Publié le 30 juin 2009

Comment rentrer après une période de mobilité ? Quelles sont les difficultés rencontrées sur le marché du travail local ? Comment trouver un emploi à la Réunion ? Après deux longues périodes de mobilité pour se former, Jean-Louis a réussi son retour. A 37 ans, il occupe un poste d’ingénieur environnement à la Fédération Régionale des Coopératives Agricoles (FRCA) à Saint-Pierre.

Jean-Louis Macoral

Quel a été votre parcours d’études et de mobilité ?

Je suis originaire de Bras-Panon, de parents ouvriers. J’ai quitté la Réunion en 1992 après le bac. Je voulais poursuivre mes études dans l’hexagone. J’ai décidé très rapidement de partir (billet d’avion avec le CNARM et inscription à la fac de sciences de Bordeaux réglés en une semaine) d’abord parce que la démarche était simple et ensuite parce que j’avais envie de voir autre chose. J’ai passé un DEUG MI et un BTS Gestion et Maîtrise de l’Eau à Bordeaux.

Racontez-nous vos débuts en métropole.

L’arrivée fut difficile. La faculté ne voulait pas accepter mon inscription et j’ai dû insister pendant deux semaines. L’anecdote : j’avais acheté un pull chez Ghanty (c’était la première fois que j’avais un pull). Quand je suis arrivé à Bordeaux, il pleuvait. Le vent traversait les mailles du pull et j’avais froid. Je me suis finalement habitué au froid et à vivre dans 9 m² en cité universitaire. Le sport (rugby) a été un facteur d’intégration sans conteste et j’ai appris à tout gérer comme un adulte.

Et au niveau des études ?

Je me rappel un jour, j’étais en cours de mécanique des fluides indéformables (imbuvable) et j’avais beaucoup de difficultés à suivre. Pendant quelques instants, je me suis rappelé quand j’allais pêcher à la rivière et que la vie n’était pas simple pour mes parents. A ce moment précis, je me suis accroché au cours et finalement j’ai réussi tous mes examens.

Et ensuite ?

Je suis rentré une première fois à la Réunion en 1998. Le marché de l’emploi (en tout cas dans mon secteur, l’eau) était en restructuration. A la Réunion tout était à faire. J’ai pensé que cela serait facile de se faire embaucher. Le coté amusant c’est que j’ai été embauché dès la première candidature à Mayotte. Je suis donc parti pendant trois ans sur cette île. En 2002, j’ai entamé et terminé une formation d’ingénieur en techniques agricoles (ENITA Clermont-Ferrand) avec en troisième année une spécialisation en mastère spécialisé en eau potable et assainissement à l’ENGEES de Strasbourg. Je suis revenu en 2005, le diplôme d’ingénieur en poche. En sept ans (1998-2005), la situation avait changé à la Réunion mais pas de manière significative. En 1998, je n’étais pas suffisamment formé et en 2005 trop diplômé...

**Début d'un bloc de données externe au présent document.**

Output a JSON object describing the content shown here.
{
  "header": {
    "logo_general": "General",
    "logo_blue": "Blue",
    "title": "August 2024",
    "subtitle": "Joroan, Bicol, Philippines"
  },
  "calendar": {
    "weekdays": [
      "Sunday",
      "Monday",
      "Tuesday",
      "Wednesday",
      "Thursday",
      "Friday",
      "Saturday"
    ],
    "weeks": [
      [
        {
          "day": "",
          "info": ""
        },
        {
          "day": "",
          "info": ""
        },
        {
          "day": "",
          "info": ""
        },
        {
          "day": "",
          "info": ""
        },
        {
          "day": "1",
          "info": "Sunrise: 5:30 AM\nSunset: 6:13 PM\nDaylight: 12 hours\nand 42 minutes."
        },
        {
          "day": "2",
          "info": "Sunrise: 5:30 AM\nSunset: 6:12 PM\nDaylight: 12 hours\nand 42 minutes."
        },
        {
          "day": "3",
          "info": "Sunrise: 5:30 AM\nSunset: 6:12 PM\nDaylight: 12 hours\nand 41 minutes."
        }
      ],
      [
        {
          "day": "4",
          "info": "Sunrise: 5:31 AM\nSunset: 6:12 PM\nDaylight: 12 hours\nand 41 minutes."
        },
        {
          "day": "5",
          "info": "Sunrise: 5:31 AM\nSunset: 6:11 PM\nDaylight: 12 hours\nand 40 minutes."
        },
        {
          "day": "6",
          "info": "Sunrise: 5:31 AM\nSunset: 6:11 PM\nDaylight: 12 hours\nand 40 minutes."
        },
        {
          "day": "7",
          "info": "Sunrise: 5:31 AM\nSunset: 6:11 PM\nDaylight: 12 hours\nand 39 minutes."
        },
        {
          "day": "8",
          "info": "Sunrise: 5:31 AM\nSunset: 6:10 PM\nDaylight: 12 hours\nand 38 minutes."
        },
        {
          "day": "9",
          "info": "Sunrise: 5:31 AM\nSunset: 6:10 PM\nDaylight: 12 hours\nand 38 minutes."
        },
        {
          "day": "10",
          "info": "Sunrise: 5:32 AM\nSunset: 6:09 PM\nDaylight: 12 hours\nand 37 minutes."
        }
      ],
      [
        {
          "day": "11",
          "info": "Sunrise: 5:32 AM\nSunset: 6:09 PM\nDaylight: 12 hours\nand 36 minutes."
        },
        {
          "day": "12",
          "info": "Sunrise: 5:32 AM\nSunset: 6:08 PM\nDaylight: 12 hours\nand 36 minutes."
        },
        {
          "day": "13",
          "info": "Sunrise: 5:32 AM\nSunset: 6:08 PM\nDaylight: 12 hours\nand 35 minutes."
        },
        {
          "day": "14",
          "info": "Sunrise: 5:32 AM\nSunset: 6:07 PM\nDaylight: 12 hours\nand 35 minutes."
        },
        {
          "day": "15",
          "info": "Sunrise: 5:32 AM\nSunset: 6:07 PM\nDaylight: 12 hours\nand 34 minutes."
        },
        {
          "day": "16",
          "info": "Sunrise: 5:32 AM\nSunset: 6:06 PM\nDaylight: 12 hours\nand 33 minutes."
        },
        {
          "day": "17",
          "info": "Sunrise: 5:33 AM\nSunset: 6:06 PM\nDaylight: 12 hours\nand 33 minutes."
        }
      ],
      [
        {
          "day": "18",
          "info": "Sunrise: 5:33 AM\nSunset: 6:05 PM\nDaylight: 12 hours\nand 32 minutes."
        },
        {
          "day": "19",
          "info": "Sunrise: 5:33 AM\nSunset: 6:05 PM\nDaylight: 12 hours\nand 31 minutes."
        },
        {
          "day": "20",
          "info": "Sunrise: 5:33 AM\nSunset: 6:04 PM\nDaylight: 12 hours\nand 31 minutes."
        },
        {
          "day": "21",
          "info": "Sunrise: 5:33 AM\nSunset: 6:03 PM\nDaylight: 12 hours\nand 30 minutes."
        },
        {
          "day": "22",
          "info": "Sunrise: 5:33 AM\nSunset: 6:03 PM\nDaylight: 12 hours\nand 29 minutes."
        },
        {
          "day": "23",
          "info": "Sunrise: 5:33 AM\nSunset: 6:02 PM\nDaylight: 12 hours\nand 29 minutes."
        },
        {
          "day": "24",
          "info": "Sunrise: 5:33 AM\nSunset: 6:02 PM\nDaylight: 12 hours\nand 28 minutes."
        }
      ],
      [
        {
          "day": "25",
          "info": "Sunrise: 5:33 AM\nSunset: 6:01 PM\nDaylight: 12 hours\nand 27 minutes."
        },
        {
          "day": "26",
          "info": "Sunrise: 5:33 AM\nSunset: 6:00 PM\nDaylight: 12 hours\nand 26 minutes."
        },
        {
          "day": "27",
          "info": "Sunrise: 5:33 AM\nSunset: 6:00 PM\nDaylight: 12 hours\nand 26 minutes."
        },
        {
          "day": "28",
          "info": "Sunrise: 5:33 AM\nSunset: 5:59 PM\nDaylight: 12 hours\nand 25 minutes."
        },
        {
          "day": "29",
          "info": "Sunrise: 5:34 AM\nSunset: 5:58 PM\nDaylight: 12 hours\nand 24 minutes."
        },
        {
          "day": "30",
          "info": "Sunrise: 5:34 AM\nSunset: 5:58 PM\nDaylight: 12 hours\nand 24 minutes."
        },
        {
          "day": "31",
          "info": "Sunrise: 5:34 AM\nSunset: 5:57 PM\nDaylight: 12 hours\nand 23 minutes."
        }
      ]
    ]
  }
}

Comment avez-vous pesé le pour et le contre avant de rentrer à la Réunion ?

Le contre : Dans le secteur d’activité où je suis, travailler ici n’est pas un gain en terme d’évolution professionnelle, notamment pour le salaire. Avant mon départ, j’avais eu une proposition en Alsace plus de deux fois mieux rémunérée.

Le pour : Restituer ce que j’ai appris et contribuer au développement de la Réunion. Le Département et la Région ont financé la quasi totalité de mes études, il me semblait normal de rendre la pareille.

Comment avez-vous préparé votre retour ?

En prospectant à distance pendant un an d’abord. Une fois sur département par relance téléphonique puis en démarchant les entreprises.

Avez-vous ressenti des difficultés à vous réinstaller ?

Professionnellement oui. J’ai passé une centaine d’entretiens aux quatre coins de l’île. Pour l’anecdote, j’ai souvenir d’un entretien marathon dans une entreprise située au Port qui a duré trois heures. J’ai eu droit à toutes les personnes du service auquel je pouvais être potentiellement rattaché. Finalement ma candidature n’a pas été retenue. Comme pendant toutes mes études j’avais travaillé pour financer mes études (en cabinet d’architecture) je candidatais avec de l’expérience. Les recruteurs avaient beaucoup de difficulté à définir un cadre adapté. Après le diplôme d’ingénieur j’ai pris le temps nécessaire pour postuler.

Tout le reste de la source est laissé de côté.